EUR-Lex Access to European Union law

Back to EUR-Lex homepage

This document is an excerpt from the EUR-Lex website

Document C2004/284/19

Zaak C-403/04 P: Hogere voorziening, op 22 september 2004 ingesteld door Sumitomo Metal Industries Ltd tegen het arrest van het Gerecht van eerste aanleg van de Europese Gemeenschappen (Tweede kamer) van 8 juli 2004 in gevoegde zaken T-67/00, T-68/00, T-71/00 en T-78/00, JFE Engineering Corp., Nippon Steel Corp., JFE Steel Corp. en Sumitomo Metal Industries Ltd tegen Commissie van de Europese Gemeenschappen

PB C 284 van 20.11.2004, p. 9–10 (ES, CS, DA, DE, ET, EL, EN, FR, IT, LV, LT, HU, NL, PL, PT, SK, SL, FI, SV)

20.11.2004   

NL

Publicatieblad van de Europese Unie

C 284/9


Hogere voorziening, op 22 september 2004 ingesteld door Sumitomo Metal Industries Ltd tegen het arrest van het Gerecht van eerste aanleg van de Europese Gemeenschappen (Tweede kamer) van 8 juli 2004 in gevoegde zaken T-67/00, T-68/00, T-71/00 en T-78/00, JFE Engineering Corp., Nippon Steel Corp., JFE Steel Corp. en Sumitomo Metal Industries Ltd tegen Commissie van de Europese Gemeenschappen

(Zaak C-403/04 P)

(2004/C 284/19)

Bij het Hof van Justitie van de Europese Gemeenschappen is op 22 september 2004 hogere voorziening ingesteld door Sumitomo Metal Industries Ltd, gevestigd te Osaka (Japan), vertegenwoordigd door C. Vajda QC en G. Sproul, Solicitor, tegen het arrest van het Gerecht van eerste aanleg van de Europese Gemeenschappen (Tweede kamer) van 8 juli 2004 in gevoegde zaken T-67/00, T-68/00, T-71/00 en T-78/00, JFE Engineering Corp., Nippon Steel Corp., JFE Steel Corp. en Sumitomo Metal Industries tegen Commissie van de Europese Gemeenschappen.

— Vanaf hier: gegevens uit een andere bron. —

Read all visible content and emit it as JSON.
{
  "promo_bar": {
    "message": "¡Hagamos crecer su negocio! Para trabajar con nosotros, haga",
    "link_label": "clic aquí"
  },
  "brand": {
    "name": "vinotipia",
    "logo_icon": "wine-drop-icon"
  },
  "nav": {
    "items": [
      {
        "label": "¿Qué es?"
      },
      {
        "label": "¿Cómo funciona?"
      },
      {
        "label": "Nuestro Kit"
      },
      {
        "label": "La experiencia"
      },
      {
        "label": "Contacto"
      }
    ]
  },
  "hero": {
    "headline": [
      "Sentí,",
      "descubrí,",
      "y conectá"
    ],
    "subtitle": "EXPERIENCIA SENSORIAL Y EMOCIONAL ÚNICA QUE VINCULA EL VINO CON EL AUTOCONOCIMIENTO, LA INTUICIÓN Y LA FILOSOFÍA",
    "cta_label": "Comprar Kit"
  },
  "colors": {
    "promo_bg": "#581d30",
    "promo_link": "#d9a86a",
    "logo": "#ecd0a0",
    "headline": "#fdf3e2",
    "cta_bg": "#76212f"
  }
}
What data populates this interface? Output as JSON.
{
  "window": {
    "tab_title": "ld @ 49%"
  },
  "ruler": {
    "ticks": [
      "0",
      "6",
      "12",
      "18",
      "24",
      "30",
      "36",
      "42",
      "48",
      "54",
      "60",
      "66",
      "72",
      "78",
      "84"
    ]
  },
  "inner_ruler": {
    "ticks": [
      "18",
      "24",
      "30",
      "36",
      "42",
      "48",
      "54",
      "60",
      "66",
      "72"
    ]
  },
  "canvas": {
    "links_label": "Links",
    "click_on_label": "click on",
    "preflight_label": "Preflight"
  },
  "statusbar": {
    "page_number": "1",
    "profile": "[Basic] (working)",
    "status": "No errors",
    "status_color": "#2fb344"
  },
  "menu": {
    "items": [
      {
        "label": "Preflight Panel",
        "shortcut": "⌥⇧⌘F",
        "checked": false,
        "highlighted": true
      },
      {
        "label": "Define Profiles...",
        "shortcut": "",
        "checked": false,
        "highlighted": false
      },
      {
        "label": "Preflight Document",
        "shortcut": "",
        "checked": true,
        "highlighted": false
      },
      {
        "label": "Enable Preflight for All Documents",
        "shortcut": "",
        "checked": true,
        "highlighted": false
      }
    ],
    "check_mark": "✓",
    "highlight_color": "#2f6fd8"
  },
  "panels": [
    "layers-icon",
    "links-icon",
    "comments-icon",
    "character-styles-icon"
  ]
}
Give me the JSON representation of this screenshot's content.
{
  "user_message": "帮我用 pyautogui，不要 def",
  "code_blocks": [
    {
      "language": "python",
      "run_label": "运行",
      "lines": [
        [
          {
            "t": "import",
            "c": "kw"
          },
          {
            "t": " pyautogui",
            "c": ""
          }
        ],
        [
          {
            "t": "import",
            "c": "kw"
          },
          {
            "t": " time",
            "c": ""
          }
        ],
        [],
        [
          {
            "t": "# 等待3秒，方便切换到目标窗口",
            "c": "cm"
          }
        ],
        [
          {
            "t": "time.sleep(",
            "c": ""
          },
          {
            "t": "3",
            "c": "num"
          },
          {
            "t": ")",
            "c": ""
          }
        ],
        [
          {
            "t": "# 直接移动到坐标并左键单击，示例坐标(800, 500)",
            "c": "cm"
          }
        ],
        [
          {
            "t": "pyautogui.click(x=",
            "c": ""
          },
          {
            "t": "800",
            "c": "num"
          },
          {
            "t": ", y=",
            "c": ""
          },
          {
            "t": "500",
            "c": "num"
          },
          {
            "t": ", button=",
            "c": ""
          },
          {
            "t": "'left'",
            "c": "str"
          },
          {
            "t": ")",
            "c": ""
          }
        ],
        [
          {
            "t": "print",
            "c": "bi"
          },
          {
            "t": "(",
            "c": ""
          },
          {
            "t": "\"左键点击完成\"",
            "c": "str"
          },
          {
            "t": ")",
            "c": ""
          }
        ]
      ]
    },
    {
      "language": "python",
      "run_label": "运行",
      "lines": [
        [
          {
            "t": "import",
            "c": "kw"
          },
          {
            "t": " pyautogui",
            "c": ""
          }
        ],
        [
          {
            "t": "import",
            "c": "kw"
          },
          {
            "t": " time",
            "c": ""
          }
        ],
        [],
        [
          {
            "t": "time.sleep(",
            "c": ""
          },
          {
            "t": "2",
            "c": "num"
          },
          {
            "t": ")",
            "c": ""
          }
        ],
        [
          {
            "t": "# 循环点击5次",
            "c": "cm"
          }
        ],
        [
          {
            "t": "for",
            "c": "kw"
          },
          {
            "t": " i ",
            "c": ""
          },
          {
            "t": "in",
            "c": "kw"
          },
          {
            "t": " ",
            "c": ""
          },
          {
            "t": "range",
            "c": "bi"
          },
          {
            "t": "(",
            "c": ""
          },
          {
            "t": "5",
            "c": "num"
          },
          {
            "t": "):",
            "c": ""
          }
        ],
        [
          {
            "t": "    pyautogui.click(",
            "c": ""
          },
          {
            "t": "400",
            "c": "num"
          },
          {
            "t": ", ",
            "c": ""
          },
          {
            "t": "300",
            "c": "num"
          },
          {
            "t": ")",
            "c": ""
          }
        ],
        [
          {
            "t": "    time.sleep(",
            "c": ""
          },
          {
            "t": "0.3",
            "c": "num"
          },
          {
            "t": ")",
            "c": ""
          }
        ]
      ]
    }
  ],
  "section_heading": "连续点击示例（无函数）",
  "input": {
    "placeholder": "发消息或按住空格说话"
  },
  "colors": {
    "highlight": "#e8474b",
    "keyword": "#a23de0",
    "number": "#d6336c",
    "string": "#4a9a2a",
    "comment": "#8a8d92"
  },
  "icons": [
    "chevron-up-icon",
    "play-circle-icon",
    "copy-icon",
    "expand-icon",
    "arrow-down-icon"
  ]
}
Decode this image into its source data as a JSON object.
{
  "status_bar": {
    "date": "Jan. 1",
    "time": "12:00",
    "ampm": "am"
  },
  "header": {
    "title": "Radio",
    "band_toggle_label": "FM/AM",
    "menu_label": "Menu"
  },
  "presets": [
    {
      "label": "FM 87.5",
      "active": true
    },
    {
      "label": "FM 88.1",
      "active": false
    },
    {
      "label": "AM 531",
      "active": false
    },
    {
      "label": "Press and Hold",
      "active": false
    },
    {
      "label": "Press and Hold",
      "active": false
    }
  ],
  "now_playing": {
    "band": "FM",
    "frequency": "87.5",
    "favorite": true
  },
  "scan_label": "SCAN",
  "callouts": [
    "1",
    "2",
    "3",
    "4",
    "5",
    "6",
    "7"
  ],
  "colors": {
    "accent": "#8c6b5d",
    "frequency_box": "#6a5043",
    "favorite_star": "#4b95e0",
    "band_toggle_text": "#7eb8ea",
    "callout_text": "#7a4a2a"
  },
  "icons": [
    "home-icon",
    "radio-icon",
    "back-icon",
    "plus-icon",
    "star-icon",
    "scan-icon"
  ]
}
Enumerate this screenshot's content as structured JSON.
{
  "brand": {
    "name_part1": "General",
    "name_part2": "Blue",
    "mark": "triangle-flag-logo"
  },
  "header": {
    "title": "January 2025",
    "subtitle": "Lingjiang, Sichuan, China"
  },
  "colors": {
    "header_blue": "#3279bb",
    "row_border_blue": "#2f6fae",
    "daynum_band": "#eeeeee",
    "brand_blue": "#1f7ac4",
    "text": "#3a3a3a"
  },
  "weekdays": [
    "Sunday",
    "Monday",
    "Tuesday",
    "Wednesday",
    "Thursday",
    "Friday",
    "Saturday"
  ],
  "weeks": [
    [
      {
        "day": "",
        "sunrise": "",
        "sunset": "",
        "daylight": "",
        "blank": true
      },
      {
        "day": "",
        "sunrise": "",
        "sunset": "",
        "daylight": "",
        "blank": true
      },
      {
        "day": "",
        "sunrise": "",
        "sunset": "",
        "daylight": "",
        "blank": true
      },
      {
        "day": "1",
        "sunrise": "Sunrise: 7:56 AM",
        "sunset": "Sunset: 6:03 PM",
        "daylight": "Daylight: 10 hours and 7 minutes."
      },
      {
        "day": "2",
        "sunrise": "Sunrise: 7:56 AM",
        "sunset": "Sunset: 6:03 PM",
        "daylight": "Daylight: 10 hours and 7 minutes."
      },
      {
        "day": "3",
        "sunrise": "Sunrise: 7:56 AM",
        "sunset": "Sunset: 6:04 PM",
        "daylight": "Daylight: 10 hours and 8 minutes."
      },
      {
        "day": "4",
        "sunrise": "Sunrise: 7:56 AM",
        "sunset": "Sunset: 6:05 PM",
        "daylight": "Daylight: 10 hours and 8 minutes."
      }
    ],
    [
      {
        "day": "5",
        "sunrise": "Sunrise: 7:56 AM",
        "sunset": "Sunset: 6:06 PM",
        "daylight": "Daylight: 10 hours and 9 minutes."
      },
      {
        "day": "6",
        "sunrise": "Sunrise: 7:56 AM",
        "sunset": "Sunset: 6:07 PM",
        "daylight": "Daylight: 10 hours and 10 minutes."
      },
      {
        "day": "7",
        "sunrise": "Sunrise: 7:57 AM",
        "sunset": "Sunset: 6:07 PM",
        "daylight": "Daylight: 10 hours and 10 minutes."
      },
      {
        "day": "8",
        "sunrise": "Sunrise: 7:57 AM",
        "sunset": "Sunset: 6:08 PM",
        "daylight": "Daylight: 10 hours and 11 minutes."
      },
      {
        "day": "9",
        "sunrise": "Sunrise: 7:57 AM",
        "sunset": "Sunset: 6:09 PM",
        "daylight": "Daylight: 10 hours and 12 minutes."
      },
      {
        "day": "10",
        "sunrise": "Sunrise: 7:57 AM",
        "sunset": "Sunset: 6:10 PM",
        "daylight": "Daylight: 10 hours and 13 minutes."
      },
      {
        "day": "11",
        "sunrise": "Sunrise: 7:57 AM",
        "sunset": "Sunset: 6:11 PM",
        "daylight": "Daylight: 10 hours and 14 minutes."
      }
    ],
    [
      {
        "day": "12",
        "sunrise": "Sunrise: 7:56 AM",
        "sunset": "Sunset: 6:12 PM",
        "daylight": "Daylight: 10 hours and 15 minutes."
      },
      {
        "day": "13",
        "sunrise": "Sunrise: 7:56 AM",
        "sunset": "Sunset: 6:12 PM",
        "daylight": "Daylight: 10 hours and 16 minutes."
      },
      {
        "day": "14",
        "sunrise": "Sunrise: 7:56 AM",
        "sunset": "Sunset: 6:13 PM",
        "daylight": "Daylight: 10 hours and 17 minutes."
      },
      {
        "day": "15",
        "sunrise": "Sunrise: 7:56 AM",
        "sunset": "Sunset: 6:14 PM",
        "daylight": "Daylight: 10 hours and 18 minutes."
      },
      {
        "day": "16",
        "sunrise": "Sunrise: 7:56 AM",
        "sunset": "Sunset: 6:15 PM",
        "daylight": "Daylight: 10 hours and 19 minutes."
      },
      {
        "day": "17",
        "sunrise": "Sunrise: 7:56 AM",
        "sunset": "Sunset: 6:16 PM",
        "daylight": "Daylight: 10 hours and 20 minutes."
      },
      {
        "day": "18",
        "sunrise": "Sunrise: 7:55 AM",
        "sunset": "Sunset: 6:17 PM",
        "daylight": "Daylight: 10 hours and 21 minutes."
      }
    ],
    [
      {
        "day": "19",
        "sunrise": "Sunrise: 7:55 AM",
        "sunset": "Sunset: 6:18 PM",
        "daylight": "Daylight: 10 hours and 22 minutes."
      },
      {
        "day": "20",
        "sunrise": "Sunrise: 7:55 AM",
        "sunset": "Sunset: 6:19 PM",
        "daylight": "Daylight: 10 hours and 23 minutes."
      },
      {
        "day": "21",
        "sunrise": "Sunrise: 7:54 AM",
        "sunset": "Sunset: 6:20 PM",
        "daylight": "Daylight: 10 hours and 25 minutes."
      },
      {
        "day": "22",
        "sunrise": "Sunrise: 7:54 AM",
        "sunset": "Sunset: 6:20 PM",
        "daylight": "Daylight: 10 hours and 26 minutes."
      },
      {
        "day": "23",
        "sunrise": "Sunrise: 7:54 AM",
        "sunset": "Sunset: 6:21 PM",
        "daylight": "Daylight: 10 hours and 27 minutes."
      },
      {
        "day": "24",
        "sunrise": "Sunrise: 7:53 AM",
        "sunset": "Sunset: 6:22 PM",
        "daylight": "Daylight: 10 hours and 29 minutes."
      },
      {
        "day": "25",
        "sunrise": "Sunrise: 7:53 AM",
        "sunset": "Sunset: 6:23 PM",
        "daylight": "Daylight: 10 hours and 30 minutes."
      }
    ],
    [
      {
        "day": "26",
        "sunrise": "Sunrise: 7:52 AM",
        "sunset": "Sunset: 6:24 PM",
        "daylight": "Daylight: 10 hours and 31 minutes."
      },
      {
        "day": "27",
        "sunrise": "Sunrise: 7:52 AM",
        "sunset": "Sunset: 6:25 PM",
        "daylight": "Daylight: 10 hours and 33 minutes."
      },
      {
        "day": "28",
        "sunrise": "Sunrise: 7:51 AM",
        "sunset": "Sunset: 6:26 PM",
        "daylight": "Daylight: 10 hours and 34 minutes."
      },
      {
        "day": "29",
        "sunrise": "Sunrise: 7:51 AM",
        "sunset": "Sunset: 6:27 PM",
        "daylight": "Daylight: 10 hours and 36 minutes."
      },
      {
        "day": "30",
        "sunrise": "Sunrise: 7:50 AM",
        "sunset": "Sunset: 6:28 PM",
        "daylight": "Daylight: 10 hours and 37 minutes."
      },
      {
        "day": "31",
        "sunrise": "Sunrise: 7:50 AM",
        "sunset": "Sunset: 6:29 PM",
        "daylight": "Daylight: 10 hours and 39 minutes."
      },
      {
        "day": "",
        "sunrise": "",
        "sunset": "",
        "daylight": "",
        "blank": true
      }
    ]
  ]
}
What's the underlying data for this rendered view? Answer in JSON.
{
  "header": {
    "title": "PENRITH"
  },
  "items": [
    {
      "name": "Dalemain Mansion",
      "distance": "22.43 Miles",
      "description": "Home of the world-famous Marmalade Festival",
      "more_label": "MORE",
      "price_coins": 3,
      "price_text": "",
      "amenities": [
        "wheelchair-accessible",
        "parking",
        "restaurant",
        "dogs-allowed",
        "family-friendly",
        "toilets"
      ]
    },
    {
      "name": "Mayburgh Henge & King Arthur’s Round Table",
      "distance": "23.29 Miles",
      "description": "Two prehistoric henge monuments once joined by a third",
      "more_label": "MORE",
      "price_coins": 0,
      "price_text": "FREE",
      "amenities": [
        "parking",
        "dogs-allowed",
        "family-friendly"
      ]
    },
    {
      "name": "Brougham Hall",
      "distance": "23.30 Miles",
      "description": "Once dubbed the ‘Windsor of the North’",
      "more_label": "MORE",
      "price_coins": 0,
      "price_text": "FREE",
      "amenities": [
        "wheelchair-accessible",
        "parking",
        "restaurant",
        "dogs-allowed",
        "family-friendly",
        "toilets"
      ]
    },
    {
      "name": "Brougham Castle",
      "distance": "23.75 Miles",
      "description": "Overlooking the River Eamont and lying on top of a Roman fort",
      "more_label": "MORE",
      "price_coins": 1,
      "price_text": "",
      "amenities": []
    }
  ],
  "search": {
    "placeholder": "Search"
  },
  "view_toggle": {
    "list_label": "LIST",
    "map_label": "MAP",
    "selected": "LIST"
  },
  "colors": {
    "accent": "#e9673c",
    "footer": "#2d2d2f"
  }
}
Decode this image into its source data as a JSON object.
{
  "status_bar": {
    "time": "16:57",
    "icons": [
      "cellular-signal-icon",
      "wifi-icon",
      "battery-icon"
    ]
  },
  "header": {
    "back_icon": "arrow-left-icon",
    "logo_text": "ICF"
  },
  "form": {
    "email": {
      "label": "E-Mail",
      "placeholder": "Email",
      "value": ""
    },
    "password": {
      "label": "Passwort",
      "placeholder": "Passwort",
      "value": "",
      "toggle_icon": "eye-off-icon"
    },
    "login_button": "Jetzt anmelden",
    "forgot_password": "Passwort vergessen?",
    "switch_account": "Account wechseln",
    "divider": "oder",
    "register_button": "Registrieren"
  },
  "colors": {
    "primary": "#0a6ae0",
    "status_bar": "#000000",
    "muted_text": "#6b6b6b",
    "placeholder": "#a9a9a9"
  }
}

Rekwirante concludeert dat het den Hove behage:

i)

de hogere voorziening tegen het arrest in gevoegde zaken T-67/00, T-68/00, T-71/00 en T-78/00 volledig of gedeeltelijk toe te wijzen en dit arrest in zijn geheel of gedeeltelijk te vernietigen;

ii)

de artikelen 1 en 3 tot en met 6 van de beschikking, waar zij tot SMI zijn gericht, nietig te verklaren;

iii)

de Commissie zo nodig wegens schending van artikel 6, lid 1, EVRM te veroordelen tot betaling aan SMI van een schadevergoeding ten bedrage van € 1 012 332, zijnde de som van € 217 183 (extra kosten voor de bankwaarborg), € 620 249 (moratoire interesten), en € 175 000; en

iv)

de Commissie te verwijzen in de kosten van SMI, zowel van de procedure voor het Hof als die voor het Gerecht van eerste aanleg.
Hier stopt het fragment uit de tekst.